Während der „Show“ erfahren wir viel Wissenswertes über die Geschichte und Herstellung des Marzipans sowie über die Guiness-Rekorde des hauseigenen Marzipan-Meisters Burkhard Leu, darunter ein Marzipan-Pralinen Kleid und das mit über 1.000 Kilogramm größte Marzipan-Schwein der Welt. Die Hauptattraktion für uns ist die Kreation eines eigenen Marzipan-Kunstwerks, für das jeder einen Rohling und viele Tipps erhält. Wir entwerfen ein Schwein, einen Bären mit Mäuschen, einen „Enten-Pinguin“ und ein „Wesen“, wie mein Mann sein Werk nennt, und haben viel Spaß dabei.
Anschließend wechseln wir hinüber in das Marzipan Speicher Café, wo es in historischem Ambiente leckere Kuchen, darunter natürlich auch die Marzipan-Torte, gibt (das Foto zeigt jedoch eine andere Torte). Das Außengebäude des Marzipan-Speichers bildeten übrigens die Kulisse zahlreicher Hafenszenen der Neuverfilmung der „Buddenbrooks“.

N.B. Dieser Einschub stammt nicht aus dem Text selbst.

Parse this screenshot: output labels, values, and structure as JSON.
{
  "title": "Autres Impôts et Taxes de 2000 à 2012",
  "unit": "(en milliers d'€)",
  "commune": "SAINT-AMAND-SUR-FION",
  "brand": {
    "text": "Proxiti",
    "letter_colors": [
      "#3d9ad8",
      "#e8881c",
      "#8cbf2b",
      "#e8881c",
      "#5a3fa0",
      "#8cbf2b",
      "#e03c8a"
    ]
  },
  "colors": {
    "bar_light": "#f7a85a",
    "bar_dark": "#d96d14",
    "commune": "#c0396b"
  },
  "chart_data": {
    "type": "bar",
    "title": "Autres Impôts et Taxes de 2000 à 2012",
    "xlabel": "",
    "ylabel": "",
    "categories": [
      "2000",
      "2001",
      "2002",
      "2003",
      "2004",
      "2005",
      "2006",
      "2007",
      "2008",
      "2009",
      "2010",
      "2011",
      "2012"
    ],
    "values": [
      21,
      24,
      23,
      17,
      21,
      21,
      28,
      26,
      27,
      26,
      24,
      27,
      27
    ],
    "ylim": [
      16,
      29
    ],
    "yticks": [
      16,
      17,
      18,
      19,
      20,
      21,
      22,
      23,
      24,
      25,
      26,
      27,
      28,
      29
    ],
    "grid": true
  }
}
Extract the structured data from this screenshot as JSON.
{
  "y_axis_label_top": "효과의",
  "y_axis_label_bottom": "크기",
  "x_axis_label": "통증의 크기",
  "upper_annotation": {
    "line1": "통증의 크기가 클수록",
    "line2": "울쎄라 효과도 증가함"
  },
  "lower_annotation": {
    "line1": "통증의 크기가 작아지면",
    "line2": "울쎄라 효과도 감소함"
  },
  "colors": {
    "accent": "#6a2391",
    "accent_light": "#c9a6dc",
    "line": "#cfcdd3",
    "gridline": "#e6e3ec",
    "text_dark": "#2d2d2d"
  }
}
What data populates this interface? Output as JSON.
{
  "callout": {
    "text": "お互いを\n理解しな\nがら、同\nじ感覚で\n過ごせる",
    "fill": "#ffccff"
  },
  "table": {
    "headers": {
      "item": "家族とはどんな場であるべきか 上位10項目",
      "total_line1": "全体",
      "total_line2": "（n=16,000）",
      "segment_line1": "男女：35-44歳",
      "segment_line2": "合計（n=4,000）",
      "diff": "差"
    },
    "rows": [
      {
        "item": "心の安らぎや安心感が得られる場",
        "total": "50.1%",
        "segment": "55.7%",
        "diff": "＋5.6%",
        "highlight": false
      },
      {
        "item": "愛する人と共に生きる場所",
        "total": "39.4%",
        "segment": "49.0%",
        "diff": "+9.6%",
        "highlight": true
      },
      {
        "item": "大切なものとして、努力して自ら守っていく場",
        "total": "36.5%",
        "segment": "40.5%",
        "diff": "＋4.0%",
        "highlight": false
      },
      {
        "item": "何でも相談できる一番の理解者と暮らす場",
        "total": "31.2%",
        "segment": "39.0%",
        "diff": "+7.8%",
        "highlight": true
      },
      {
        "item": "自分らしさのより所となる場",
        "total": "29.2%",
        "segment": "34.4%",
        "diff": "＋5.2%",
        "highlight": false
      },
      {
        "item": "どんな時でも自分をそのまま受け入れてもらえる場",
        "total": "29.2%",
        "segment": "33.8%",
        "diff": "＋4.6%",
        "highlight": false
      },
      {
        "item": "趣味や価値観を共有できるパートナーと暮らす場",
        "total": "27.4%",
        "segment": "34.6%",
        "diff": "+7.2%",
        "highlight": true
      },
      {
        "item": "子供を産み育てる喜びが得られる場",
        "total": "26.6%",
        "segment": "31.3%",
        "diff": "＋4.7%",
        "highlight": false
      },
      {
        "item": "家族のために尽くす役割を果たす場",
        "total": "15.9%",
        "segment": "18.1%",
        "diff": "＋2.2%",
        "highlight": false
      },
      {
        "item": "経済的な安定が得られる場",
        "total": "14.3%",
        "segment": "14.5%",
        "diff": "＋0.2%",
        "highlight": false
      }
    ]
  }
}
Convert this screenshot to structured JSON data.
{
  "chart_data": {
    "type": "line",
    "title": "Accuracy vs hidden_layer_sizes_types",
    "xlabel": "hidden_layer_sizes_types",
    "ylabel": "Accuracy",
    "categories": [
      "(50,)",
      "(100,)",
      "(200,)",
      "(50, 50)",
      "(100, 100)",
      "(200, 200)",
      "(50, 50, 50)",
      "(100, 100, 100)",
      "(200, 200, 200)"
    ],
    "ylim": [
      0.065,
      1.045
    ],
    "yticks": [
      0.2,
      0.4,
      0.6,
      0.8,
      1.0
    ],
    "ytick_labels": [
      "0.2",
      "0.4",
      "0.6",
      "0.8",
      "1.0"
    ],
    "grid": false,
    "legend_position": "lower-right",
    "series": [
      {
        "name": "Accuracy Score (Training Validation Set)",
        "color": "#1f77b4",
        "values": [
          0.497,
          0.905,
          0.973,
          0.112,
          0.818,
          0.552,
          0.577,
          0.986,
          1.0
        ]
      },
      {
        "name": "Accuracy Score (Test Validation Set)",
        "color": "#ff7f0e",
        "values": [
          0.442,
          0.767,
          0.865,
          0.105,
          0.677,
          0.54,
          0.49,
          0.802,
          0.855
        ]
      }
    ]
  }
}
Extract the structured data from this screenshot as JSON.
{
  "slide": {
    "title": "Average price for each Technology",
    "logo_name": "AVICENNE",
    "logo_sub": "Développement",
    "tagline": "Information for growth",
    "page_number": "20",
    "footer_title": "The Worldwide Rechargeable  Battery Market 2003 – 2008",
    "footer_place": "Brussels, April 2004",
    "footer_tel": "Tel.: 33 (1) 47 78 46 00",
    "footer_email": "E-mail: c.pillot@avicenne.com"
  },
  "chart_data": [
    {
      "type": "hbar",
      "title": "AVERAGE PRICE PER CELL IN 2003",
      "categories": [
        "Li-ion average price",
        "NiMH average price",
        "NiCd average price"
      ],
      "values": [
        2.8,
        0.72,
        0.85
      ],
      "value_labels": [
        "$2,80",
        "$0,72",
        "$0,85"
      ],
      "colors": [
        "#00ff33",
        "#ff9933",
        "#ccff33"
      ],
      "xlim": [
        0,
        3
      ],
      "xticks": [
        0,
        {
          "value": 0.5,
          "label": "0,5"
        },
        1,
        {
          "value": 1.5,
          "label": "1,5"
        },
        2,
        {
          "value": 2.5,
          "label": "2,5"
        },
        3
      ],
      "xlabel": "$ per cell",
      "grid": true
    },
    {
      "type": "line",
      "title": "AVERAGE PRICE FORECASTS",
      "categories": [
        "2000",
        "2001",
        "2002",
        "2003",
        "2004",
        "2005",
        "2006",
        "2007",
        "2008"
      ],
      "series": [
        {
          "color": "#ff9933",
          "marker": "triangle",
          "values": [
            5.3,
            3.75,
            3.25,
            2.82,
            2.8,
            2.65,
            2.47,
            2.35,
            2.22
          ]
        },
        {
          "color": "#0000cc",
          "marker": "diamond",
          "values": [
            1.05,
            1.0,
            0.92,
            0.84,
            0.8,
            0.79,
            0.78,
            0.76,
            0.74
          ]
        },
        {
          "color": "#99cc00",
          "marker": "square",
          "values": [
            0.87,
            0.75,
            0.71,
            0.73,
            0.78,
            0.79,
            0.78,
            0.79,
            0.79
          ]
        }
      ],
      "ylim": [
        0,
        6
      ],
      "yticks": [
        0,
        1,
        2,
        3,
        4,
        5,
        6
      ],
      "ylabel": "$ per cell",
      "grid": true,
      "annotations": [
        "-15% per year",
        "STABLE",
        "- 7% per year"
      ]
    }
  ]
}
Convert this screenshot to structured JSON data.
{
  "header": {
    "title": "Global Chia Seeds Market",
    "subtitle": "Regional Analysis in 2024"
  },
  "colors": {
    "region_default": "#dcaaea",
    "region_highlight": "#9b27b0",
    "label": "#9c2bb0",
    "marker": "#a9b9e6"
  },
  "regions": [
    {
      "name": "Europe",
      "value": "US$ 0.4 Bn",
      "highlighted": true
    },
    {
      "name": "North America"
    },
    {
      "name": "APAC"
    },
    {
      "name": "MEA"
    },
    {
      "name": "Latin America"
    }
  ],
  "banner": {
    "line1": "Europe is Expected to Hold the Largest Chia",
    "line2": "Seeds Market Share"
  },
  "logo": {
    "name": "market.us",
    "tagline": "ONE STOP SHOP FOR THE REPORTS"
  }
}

Unser Fazit: Der Besuch von Lübeck hat uns alle begeistert. Das Schlendern und Einkaufen (sehr schön ist die Hüxstraße) in den historischen Altstadtgassen, das Bewundern der eleganten Bürger- und Kaufmannshäuser, die an vielen Stellen zu spürende Weltoffenheit der alten Hansestadt und speziell für die Kinder natürlich das Marzipan-Erlebnis haben uns einen tollen Tag beschert.